Мишке жаль эту высокую берёзу, он чувствует себя немножко виноватым в том, что её спилили, а вот когда это случилось, он не заметил. Правда, один только раз на бегу Мишка всё же видел, как стояли у входа в столовую заведующая и лесник. Ксения Ефремовна что-то объясняла леснику, показывая рукой в сторону берёзы, а тот явно не соглашался с ней, да не придал тогда этому никакого значения – мало ли какие дела у взрослых.
– Что скучаш-то? – присаживается рядом тётя Шура. – Сашка-то в город уехал, да?
Сашку увезли вместе с братом в город через день после прощального костра. Перед этим он забежал быстро попрощаться и сказал, что мать решила отправить его в город пораньше, чтобы он подготовился к школе. Жалко, что Сашку так рано отправили домой, но сейчас, сидя на этой скамеечке, Мишка понимает, что не это его так опечалило. А вот что – на это он никак ответить не может.
Что же с ним происходит, что так тревожит, почему там внутри вдруг стало так не комфортно и как справиться с этим непонятным ему состоянием, и что для этого надо сделать? Вот какие вопросы тревожат Мишку. Не привык он сидеть без дела, а вот сидит, думает…
– Лето жалко, кончается! – отвечает он то, что первым приходит в голову.
– А ты не жалей! Через годик-то опять все соберётесь, – она встаёт и на ходу уже, как будто и не Мишке, – даст Бог – и я приеду…

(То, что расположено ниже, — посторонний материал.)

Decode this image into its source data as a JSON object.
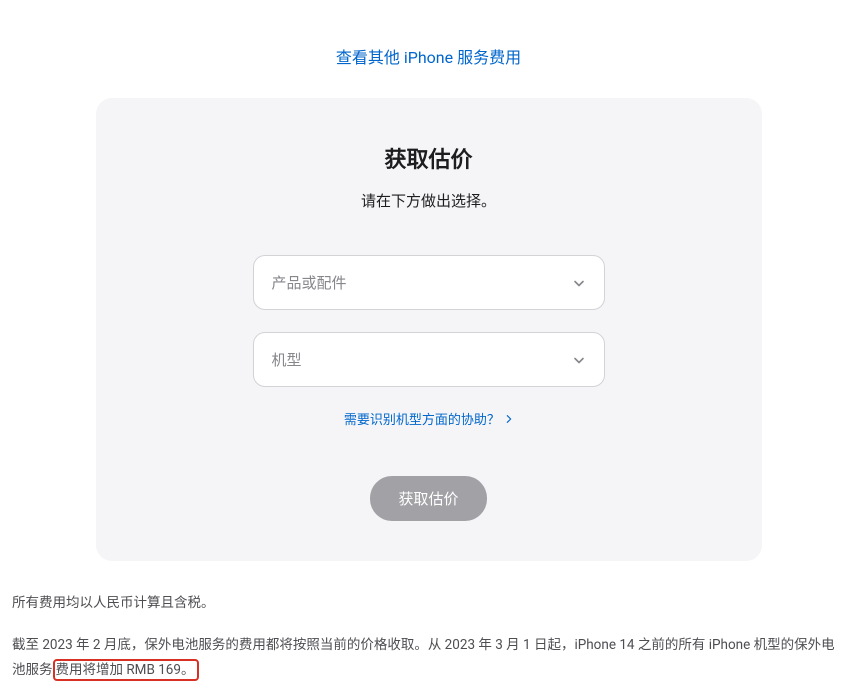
{
  "topLink": {
    "text": "查看其他 iPhone 服务费用"
  },
  "card": {
    "title": "获取估价",
    "subtitle": "请在下方做出选择。",
    "select1": {
      "placeholder": "产品或配件"
    },
    "select2": {
      "placeholder": "机型"
    },
    "helpLink": {
      "text": "需要识别机型方面的协助？"
    },
    "submitBtn": {
      "label": "获取估价"
    }
  },
  "footer": {
    "note1": "所有费用均以人民币计算且含税。",
    "note2_part1": "截至 2023 年 2 月底，保外电池服务的费用都将按照当前的价格收取。从 2023 年 3 月 1 日起，iPhone 14 之前的所有 iPhone 机型的保外电池服务",
    "note2_highlight": "费用将增加 RMB 169。"
  }
}
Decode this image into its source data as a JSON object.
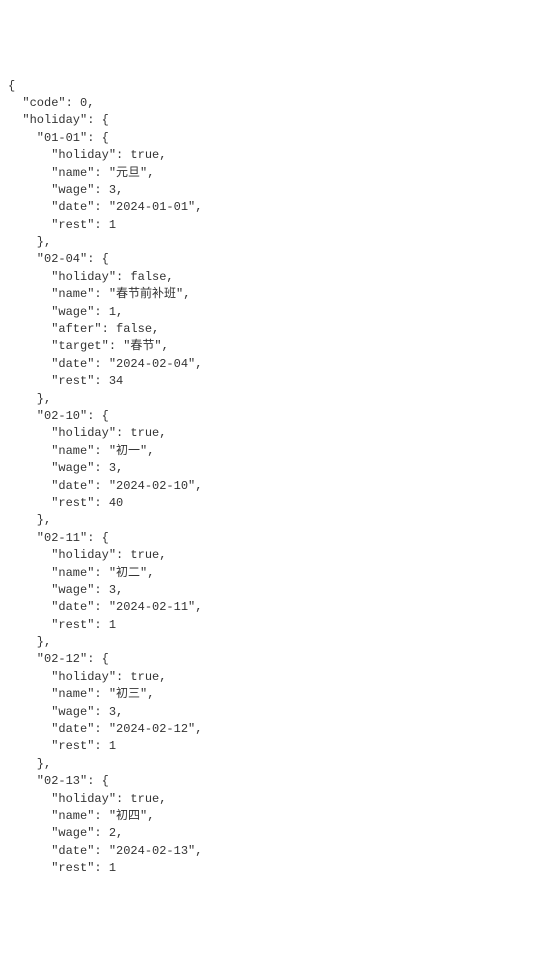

Даст Бог, вот оно! Вот оно, что его тревожит, почему-то ему кажется, что в этом году они встречаются с друзьями в последний раз, но почему?! Нет, не только это… Что-то ещё… А что?
Мишка поднимается, идёт к матери на кухню, берёт там маленькое ведро, проверяет свой ножик, хлопая по карману. Ножик на месте. Всё же отец сдержал слово, и пусть к концу лета, но у него появился свой красивый складной нож с оранжевой ручкой.
– Ма.. Я за грибами…
– На обед-то придёшь? – слышит он из кухни.
– Не, наверное, не успею…
– Возьми что-нибудь с собой! – выходит мать в коридорчик, что между кухней и парадным крыльцом, вытирая руки о передник. – Да ты не заболел ли? – трогает она влажной тёплой рукой его лоб.
Мишка отдёргивает голову:
– Ну что ты со мной, как с маленьким?
– А ты у нас, значит, уже большой? – удивлённо отвечает она, заворачивая в обёрточную серую бумагу кусок хлеба с маслом и сыром. – Возьми, поешь…
2.
Уже входя в бор, Мишка решил, что грибов собирать не будет, а пойдёт к той землянке, что нашли когда-то с ребятами вначале лета.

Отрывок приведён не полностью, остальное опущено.